Pete Rock’s Remix Mag Article
I hope you all got a chance to read the feature my dude Will Johnson (who is a dope upcoming producer in his own right) wrote on Pete Rock in the new issue of Remix. If you haven’t, I implore you to do so.
In the article, there’s something that I feel is often overlooked in hip-hop production today. It’s one of the reasons why we regard people like Pete Rock, DJ Premier, Jay Dee, and other folks of that ilk almost as beat scientists, rather than beatmakers or producers.
Quoting Young Guru, who mixed Pete’s new album, NY’s Finest:
“Watching Pete’s mind at work is crazy,” [Young Guru] says. “He would sample three different records and get it sounding like a mixed, single record. I’ve never really seen a producer do that and work so quickly.
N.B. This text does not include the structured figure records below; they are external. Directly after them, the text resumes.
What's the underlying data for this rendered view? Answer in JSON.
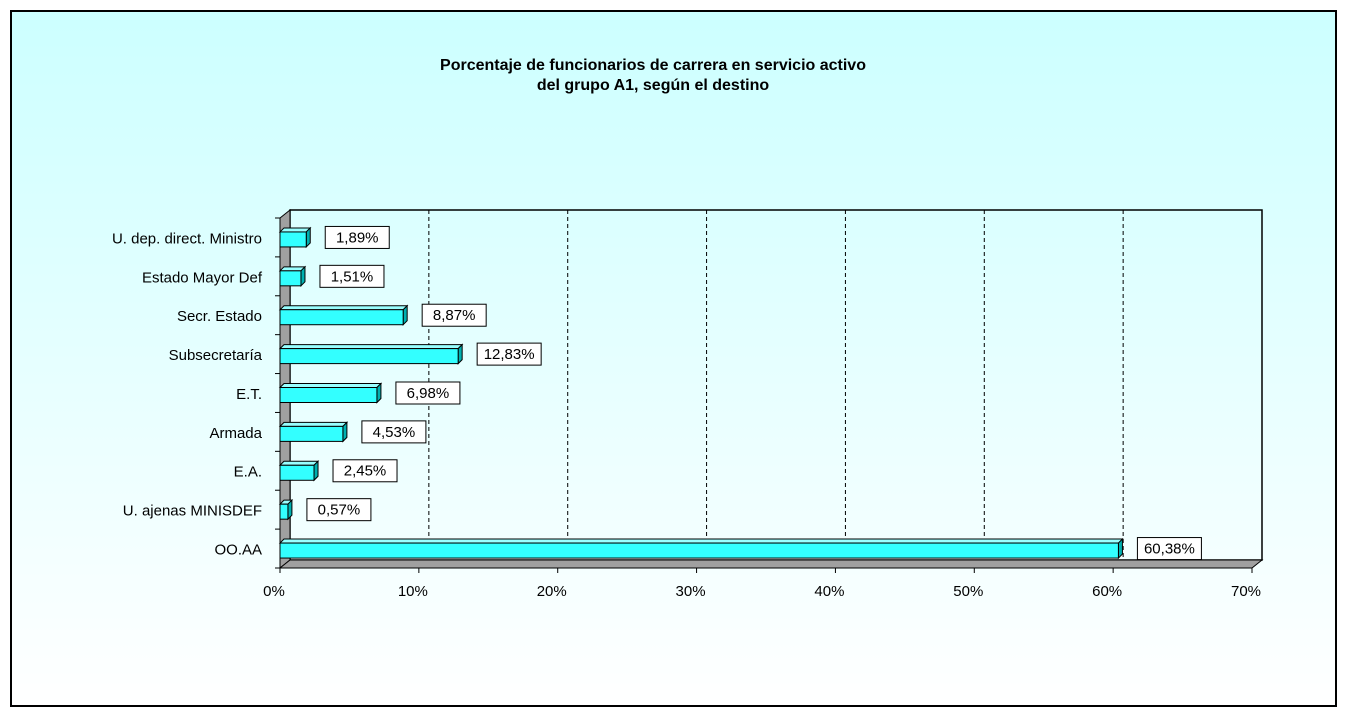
{
  "chart_data": {
    "type": "bar",
    "orientation": "horizontal",
    "title": [
      "Porcentaje de funcionarios de carrera en servicio activo",
      "del grupo A1, según el destino"
    ],
    "categories": [
      "U. dep. direct. Ministro",
      "Estado Mayor Def",
      "Secr. Estado",
      "Subsecretaría",
      "E.T.",
      "Armada",
      "E.A.",
      "U. ajenas MINISDEF",
      "OO.AA"
    ],
    "values": [
      1.89,
      1.51,
      8.87,
      12.83,
      6.98,
      4.53,
      2.45,
      0.57,
      60.38
    ],
    "value_labels": [
      "1,89%",
      "1,51%",
      "8,87%",
      "12,83%",
      "6,98%",
      "4,53%",
      "2,45%",
      "0,57%",
      "60,38%"
    ],
    "color": "#33ffff",
    "xlim": [
      0,
      70
    ],
    "xticks": [
      {
        "value": 0,
        "label": "0%"
      },
      {
        "value": 10,
        "label": "10%"
      },
      {
        "value": 20,
        "label": "20%"
      },
      {
        "value": 30,
        "label": "30%"
      },
      {
        "value": 40,
        "label": "40%"
      },
      {
        "value": 50,
        "label": "50%"
      },
      {
        "value": 60,
        "label": "60%"
      },
      {
        "value": 70,
        "label": "70%"
      }
    ],
    "grid": true
  }
}
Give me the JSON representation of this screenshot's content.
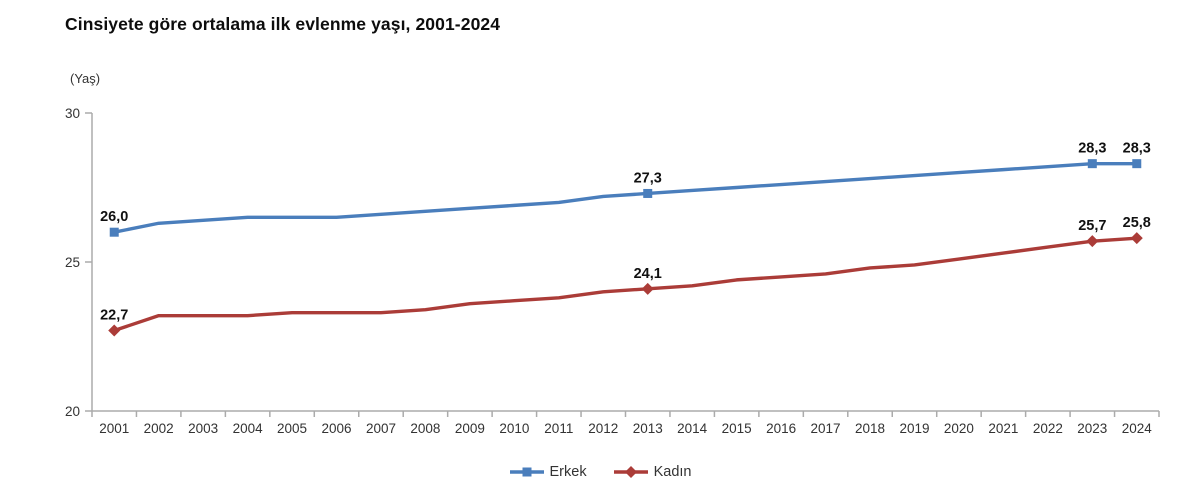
{
  "chart_data": {
    "type": "line",
    "title": "Cinsiyete göre ortalama ilk evlenme yaşı, 2001-2024",
    "y_axis_title": "(Yaş)",
    "ylim": [
      20,
      30
    ],
    "y_ticks": [
      30,
      25,
      20
    ],
    "grid": false,
    "legend_position": "bottom",
    "categories": [
      2001,
      2002,
      2003,
      2004,
      2005,
      2006,
      2007,
      2008,
      2009,
      2010,
      2011,
      2012,
      2013,
      2014,
      2015,
      2016,
      2017,
      2018,
      2019,
      2020,
      2021,
      2022,
      2023,
      2024
    ],
    "labeled_categories": [
      2001,
      2013,
      2023,
      2024
    ],
    "decimal_separator": ",",
    "series": [
      {
        "name": "Erkek",
        "color": "#4a7ebc",
        "marker": "square",
        "values": [
          26.0,
          26.3,
          26.4,
          26.5,
          26.5,
          26.5,
          26.6,
          26.7,
          26.8,
          26.9,
          27.0,
          27.2,
          27.3,
          27.4,
          27.5,
          27.6,
          27.7,
          27.8,
          27.9,
          28.0,
          28.1,
          28.2,
          28.3,
          28.3
        ],
        "point_labels": {
          "2001": "26,0",
          "2013": "27,3",
          "2023": "28,3",
          "2024": "28,3"
        }
      },
      {
        "name": "Kadın",
        "color": "#ab3c38",
        "marker": "diamond",
        "values": [
          22.7,
          23.2,
          23.2,
          23.2,
          23.3,
          23.3,
          23.3,
          23.4,
          23.6,
          23.7,
          23.8,
          24.0,
          24.1,
          24.2,
          24.4,
          24.5,
          24.6,
          24.8,
          24.9,
          25.1,
          25.3,
          25.5,
          25.7,
          25.8
        ],
        "point_labels": {
          "2001": "22,7",
          "2013": "24,1",
          "2023": "25,7",
          "2024": "25,8"
        }
      }
    ],
    "axis_color": "#ababab",
    "tick_label_color": "#333333",
    "data_label_color": "#111111"
  }
}
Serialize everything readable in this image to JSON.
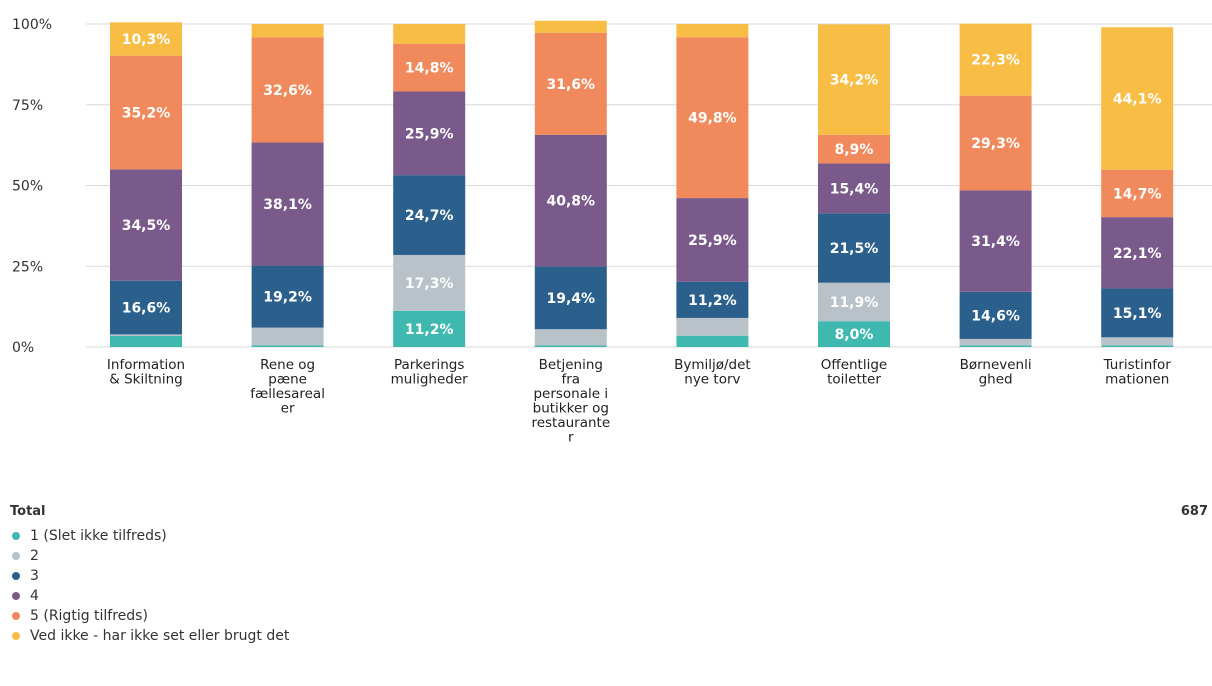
{
  "chart_data": {
    "type": "bar",
    "stacked": true,
    "y_ticks": [
      "0%",
      "25%",
      "50%",
      "75%",
      "100%"
    ],
    "ylim": [
      0,
      100
    ],
    "categories": [
      [
        "Information",
        "& Skiltning"
      ],
      [
        "Rene og",
        "pæne",
        "fællesareal",
        "er"
      ],
      [
        "Parkerings",
        "muligheder"
      ],
      [
        "Betjening",
        "fra",
        "personale i",
        "butikker og",
        "restaurante",
        "r"
      ],
      [
        "Bymiljø/det",
        "nye torv"
      ],
      [
        "Offentlige",
        "toiletter"
      ],
      [
        "Børnevenli",
        "ghed"
      ],
      [
        "Turistinfor",
        "mationen"
      ]
    ],
    "series": [
      {
        "name": "1 (Slet ikke tilfreds)",
        "color": "#3fb8af",
        "values": [
          3.4,
          0.5,
          11.2,
          0.5,
          3.5,
          8.0,
          0.5,
          0.5
        ],
        "labels": [
          "",
          "",
          "11,2%",
          "",
          "",
          "8,0%",
          "",
          ""
        ]
      },
      {
        "name": "2",
        "color": "#b8c2c8",
        "values": [
          0.5,
          5.5,
          17.3,
          5.0,
          5.5,
          11.9,
          2.0,
          2.5
        ],
        "labels": [
          "",
          "",
          "17,3%",
          "",
          "",
          "11,9%",
          "",
          ""
        ]
      },
      {
        "name": "3",
        "color": "#2b5f8c",
        "values": [
          16.6,
          19.2,
          24.7,
          19.4,
          11.2,
          21.5,
          14.6,
          15.1
        ],
        "labels": [
          "16,6%",
          "19,2%",
          "24,7%",
          "19,4%",
          "11,2%",
          "21,5%",
          "14,6%",
          "15,1%"
        ]
      },
      {
        "name": "4",
        "color": "#795a8a",
        "values": [
          34.5,
          38.1,
          25.9,
          40.8,
          25.9,
          15.4,
          31.4,
          22.1
        ],
        "labels": [
          "34,5%",
          "38,1%",
          "25,9%",
          "40,8%",
          "25,9%",
          "15,4%",
          "31,4%",
          "22,1%"
        ]
      },
      {
        "name": "5 (Rigtig tilfreds)",
        "color": "#f08a5d",
        "values": [
          35.2,
          32.6,
          14.8,
          31.6,
          49.8,
          8.9,
          29.3,
          14.7
        ],
        "labels": [
          "35,2%",
          "32,6%",
          "14,8%",
          "31,6%",
          "49,8%",
          "8,9%",
          "29,3%",
          "14,7%"
        ]
      },
      {
        "name": "Ved ikke - har ikke set eller brugt det",
        "color": "#f8bd45",
        "values": [
          10.3,
          4.1,
          6.1,
          3.7,
          4.1,
          34.2,
          22.3,
          44.1
        ],
        "labels": [
          "10,3%",
          "",
          "",
          "",
          "",
          "34,2%",
          "22,3%",
          "44,1%"
        ]
      }
    ]
  },
  "legend": {
    "title": "Total",
    "total": "687"
  }
}
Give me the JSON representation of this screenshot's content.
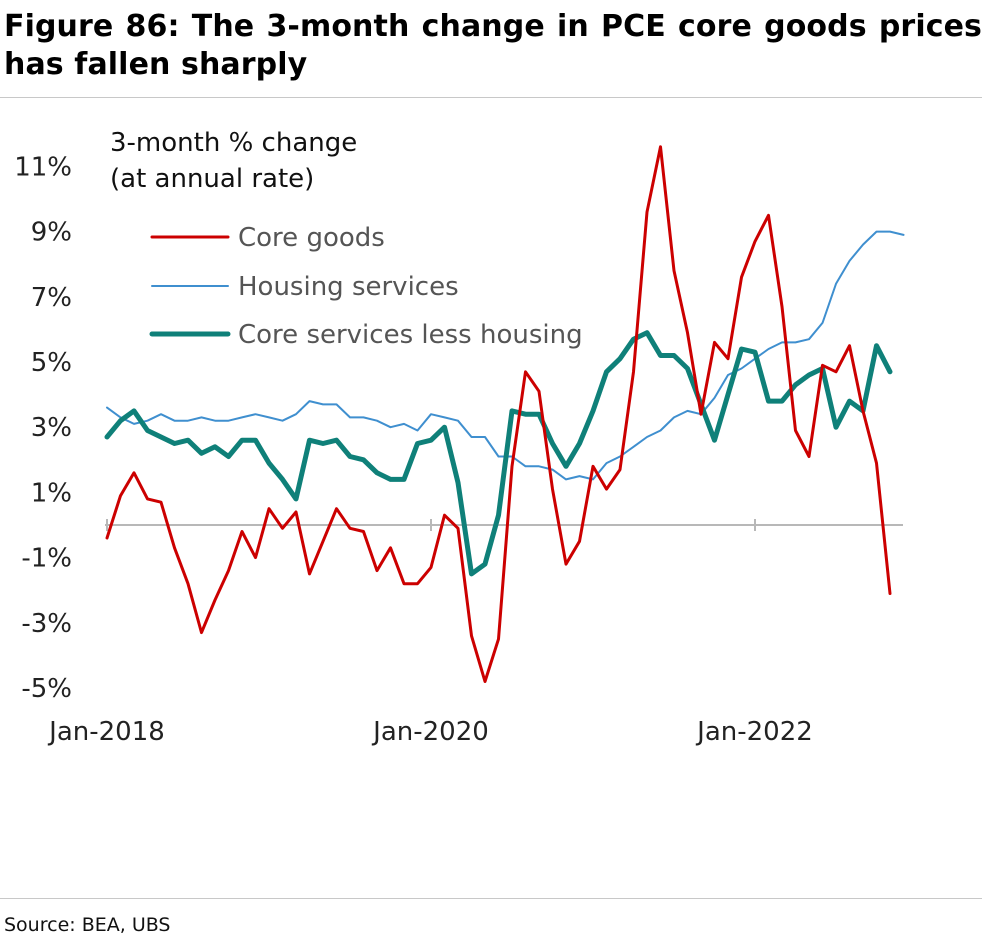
{
  "title": "Figure 86: The 3-month change in PCE core goods prices has fallen sharply",
  "source": "Source: BEA, UBS",
  "chart_data": {
    "type": "line",
    "annotation": [
      "3-month % change",
      "(at annual rate)"
    ],
    "xlabel": "",
    "ylabel": "",
    "x_tick_labels": [
      "Jan-2018",
      "Jan-2020",
      "Jan-2022"
    ],
    "x_start": "Jan-2018",
    "y_ticks": [
      "11%",
      "9%",
      "7%",
      "5%",
      "3%",
      "1%",
      "-1%",
      "-3%",
      "-5%"
    ],
    "ylim": [
      -5,
      12
    ],
    "grid": false,
    "legend_position": "top-left",
    "series": [
      {
        "name": "Core goods",
        "color": "#cc0000",
        "values": [
          -0.4,
          0.9,
          1.6,
          0.8,
          0.7,
          -0.7,
          -1.8,
          -3.3,
          -2.3,
          -1.4,
          -0.2,
          -1.0,
          0.5,
          -0.1,
          0.4,
          -1.5,
          -0.5,
          0.5,
          -0.1,
          -0.2,
          -1.4,
          -0.7,
          -1.8,
          -1.8,
          -1.3,
          0.3,
          -0.1,
          -3.4,
          -4.8,
          -3.5,
          1.8,
          4.7,
          4.1,
          1.1,
          -1.2,
          -0.5,
          1.8,
          1.1,
          1.7,
          4.7,
          9.6,
          11.6,
          7.8,
          5.9,
          3.4,
          5.6,
          5.1,
          7.6,
          8.7,
          9.5,
          6.7,
          2.9,
          2.1,
          4.9,
          4.7,
          5.5,
          3.5,
          1.9,
          -2.1
        ]
      },
      {
        "name": "Housing services",
        "color": "#3f8fcf",
        "values": [
          3.6,
          3.3,
          3.1,
          3.2,
          3.4,
          3.2,
          3.2,
          3.3,
          3.2,
          3.2,
          3.3,
          3.4,
          3.3,
          3.2,
          3.4,
          3.8,
          3.7,
          3.7,
          3.3,
          3.3,
          3.2,
          3.0,
          3.1,
          2.9,
          3.4,
          3.3,
          3.2,
          2.7,
          2.7,
          2.1,
          2.1,
          1.8,
          1.8,
          1.7,
          1.4,
          1.5,
          1.4,
          1.9,
          2.1,
          2.4,
          2.7,
          2.9,
          3.3,
          3.5,
          3.4,
          3.9,
          4.6,
          4.8,
          5.1,
          5.4,
          5.6,
          5.6,
          5.7,
          6.2,
          7.4,
          8.1,
          8.6,
          9.0,
          9.0,
          8.9
        ]
      },
      {
        "name": "Core services less housing",
        "color": "#0f8079",
        "values": [
          2.7,
          3.2,
          3.5,
          2.9,
          2.7,
          2.5,
          2.6,
          2.2,
          2.4,
          2.1,
          2.6,
          2.6,
          1.9,
          1.4,
          0.8,
          2.6,
          2.5,
          2.6,
          2.1,
          2.0,
          1.6,
          1.4,
          1.4,
          2.5,
          2.6,
          3.0,
          1.3,
          -1.5,
          -1.2,
          0.3,
          3.5,
          3.4,
          3.4,
          2.5,
          1.8,
          2.5,
          3.5,
          4.7,
          5.1,
          5.7,
          5.9,
          5.2,
          5.2,
          4.8,
          3.7,
          2.6,
          4.0,
          5.4,
          5.3,
          3.8,
          3.8,
          4.3,
          4.6,
          4.8,
          3.0,
          3.8,
          3.5,
          5.5,
          4.7
        ]
      }
    ]
  }
}
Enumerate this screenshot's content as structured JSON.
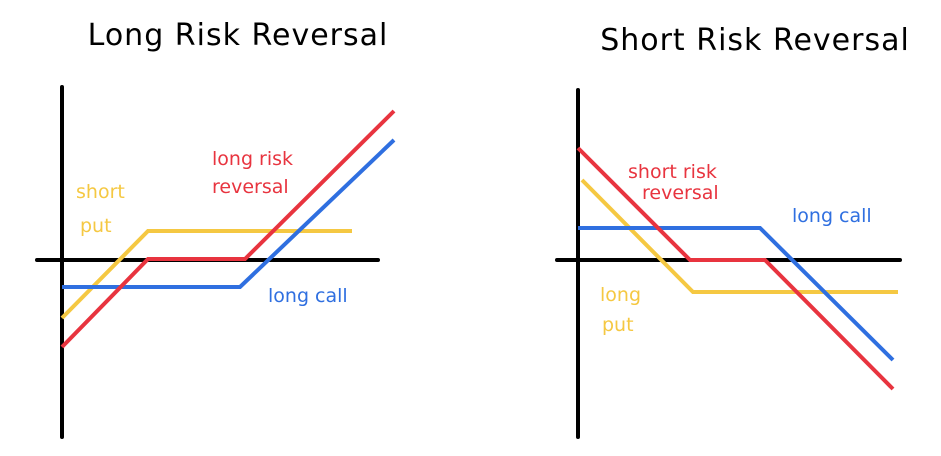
{
  "colors": {
    "axis": "#000000",
    "red": "#e8343f",
    "yellow": "#f5c842",
    "blue": "#2f6fe0"
  },
  "left": {
    "title": "Long Risk Reversal",
    "labels": {
      "put_line1": "short",
      "put_line2": "put",
      "rr_line1": "long risk",
      "rr_line2": "reversal",
      "call": "long call"
    }
  },
  "right": {
    "title": "Short Risk Reversal",
    "labels": {
      "rr_line1": "short risk",
      "rr_line2": "reversal",
      "call": "long call",
      "put_line1": "long",
      "put_line2": "put"
    }
  }
}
Sometimes he’d make beats on the spot, as many as three or four a day, and to his credit, each of them was already mixed within the machine.”
It’s this idea of pulling samples from multiple sources and crafting one singular piece of music out of it that makes folks like Pete Rock truly remarkable. These days, and I don’t want to harp on new producers or popular music, but I hear a lot of tracks and it’s just a loop with some drums behind it. Maybe there’s a 2nd loop that the producer uses for the hook. But it’s not distinctively chopped up and rearranged, there’s nothing added to the sample or done to the sample that would distinguish it as a unique piece of music.
Granted, in the history of hip-hop production you’ve got your loopers and your choppers. But you’ve got to keep in mind that if you were a producer who came up on an SP1200 and S950, you only had but so much sample time. You couldn’t necessarily grab a whole section of music and then another section to use for the hook and so on and so forth. You had to get by doing the little things, like sampling little stabs here and there and manipulating them with effects or by re-arranging them into some new type of melody. Now I think the technology, particularly having so much sample time in our gear, has made folks lazy. So you’ve got to appreciate someone like Pete Rock, who has switched to the Akai MPC2000, and now has the technology to sample damn near a whole song, and still works to create new pieces of music out of a bunch of different samples. That’s beatmaking for the art of it, just to see how creative you can get with some source material. I think there’s something to be said for that in ’08.
I think it beats looping up Lenny Williams “Cause I Love You” for the umpteenth time.